Is this your spine?
I just glanced at a front page story in The New York Times about the raging debate in Europe over the efficacy of castrating sex offenders. http://www.nytimes.com/2009/03/11/world/europe/11castrate.html?_r=1&hp
Unfortunately the re-Depression, or the Mega-Recession, or Depression 2.0 has already rendered that debate moot in the advertising industry. Castration, or attempts thereof, is rampant.
I explained it this way to my wise-beyond-her-years 21-year-old. For my generation (I am 51) it took a certain confidence, outspokeness, zeal and, yes, perhaps, pain-in-the-assness to make it in this business. Now, as the specter of fear looms larger and larger we are expected to be more easy-going, more compliant, less confrontational, more amenable.
When the client or "management" says, "I have concerns," you prick up your ears.
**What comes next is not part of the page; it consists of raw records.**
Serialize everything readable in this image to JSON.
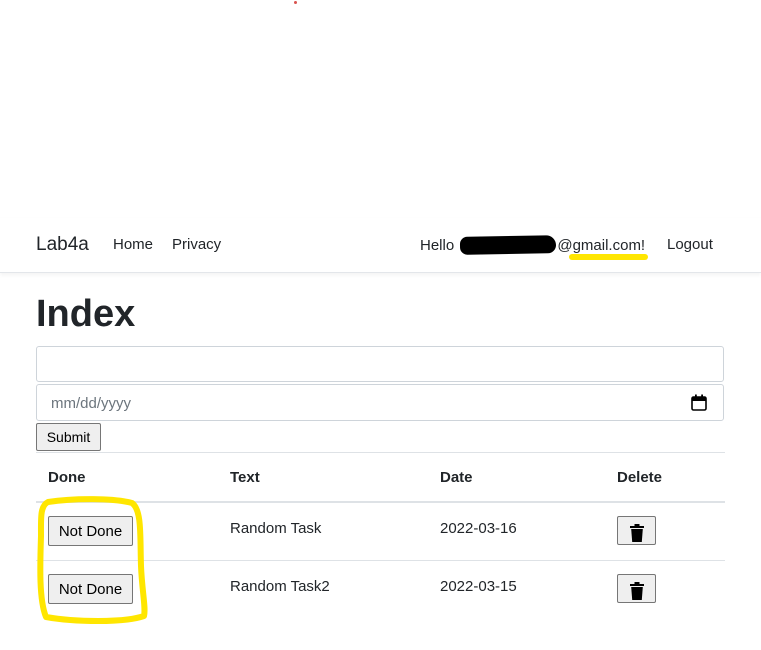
{
  "navbar": {
    "brand": "Lab4a",
    "links": [
      "Home",
      "Privacy"
    ],
    "greeting_prefix": "Hello ",
    "greeting_email_suffix": "@gmail.com!",
    "logout": "Logout"
  },
  "page": {
    "title": "Index"
  },
  "form": {
    "text_value": "",
    "date_placeholder": "mm/dd/yyyy",
    "submit_label": "Submit"
  },
  "table": {
    "headers": [
      "Done",
      "Text",
      "Date",
      "Delete"
    ],
    "rows": [
      {
        "done_label": "Not Done",
        "text": "Random Task",
        "date": "2022-03-16"
      },
      {
        "done_label": "Not Done",
        "text": "Random Task2",
        "date": "2022-03-15"
      }
    ]
  },
  "colors": {
    "highlight": "#ffe600",
    "text": "#212529",
    "border": "#dee2e6"
  },
  "icons": {
    "calendar": "calendar-icon",
    "trash": "trash-icon"
  }
}
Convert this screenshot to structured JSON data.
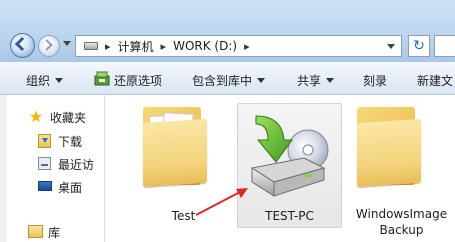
{
  "address_bar": {
    "separator": "▸",
    "breadcrumbs": [
      "计算机",
      "WORK (D:)"
    ]
  },
  "toolbar": {
    "organize": "组织",
    "restore_options": "还原选项",
    "include_in_library": "包含到库中",
    "share": "共享",
    "burn": "刻录",
    "new_folder": "新建文"
  },
  "nav_pane": {
    "favorites": "收藏夹",
    "downloads": "下载",
    "recent": "最近访",
    "desktop": "桌面",
    "libraries": "库"
  },
  "files": [
    {
      "name": "Test",
      "type": "folder"
    },
    {
      "name": "TEST-PC",
      "type": "backup",
      "selected": true
    },
    {
      "name_line1": "WindowsImage",
      "name_line2": "Backup",
      "type": "folder"
    }
  ],
  "colors": {
    "titlebar": "#bcd6ef",
    "folder": "#f3d27a",
    "annotation_arrow": "#d9282a",
    "backup_arrow": "#5fb52f"
  }
}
And yes, that is as painful as it sounds.
"Do not go gentle into that good night," Dylan Thomas wrote half a dozen decades or so ago. Maybe now he'd have writ, "Do not go gentle into unemployment."
2 comments:
Oh, thank you. I had a phone argument with a sister office yesterday, trying to get the babbling account manager to nail down the one benefit I need to focus on, while she kept repeating that the client seemed to want this visual and that copy line. In the end, I felt like I'd pissed off everyone on the other end (and I'm a quiet person, lemme tell you)... but all I wanted was the stuff to do my job right.
Apparently that was secondary.
Too many very capable but reasonable people have conveniently been laid off recently because they did what management and clients asked for even if they knew they could do better. Because if they had fought for their work, most probably losing the argument, they would have risked lay offs.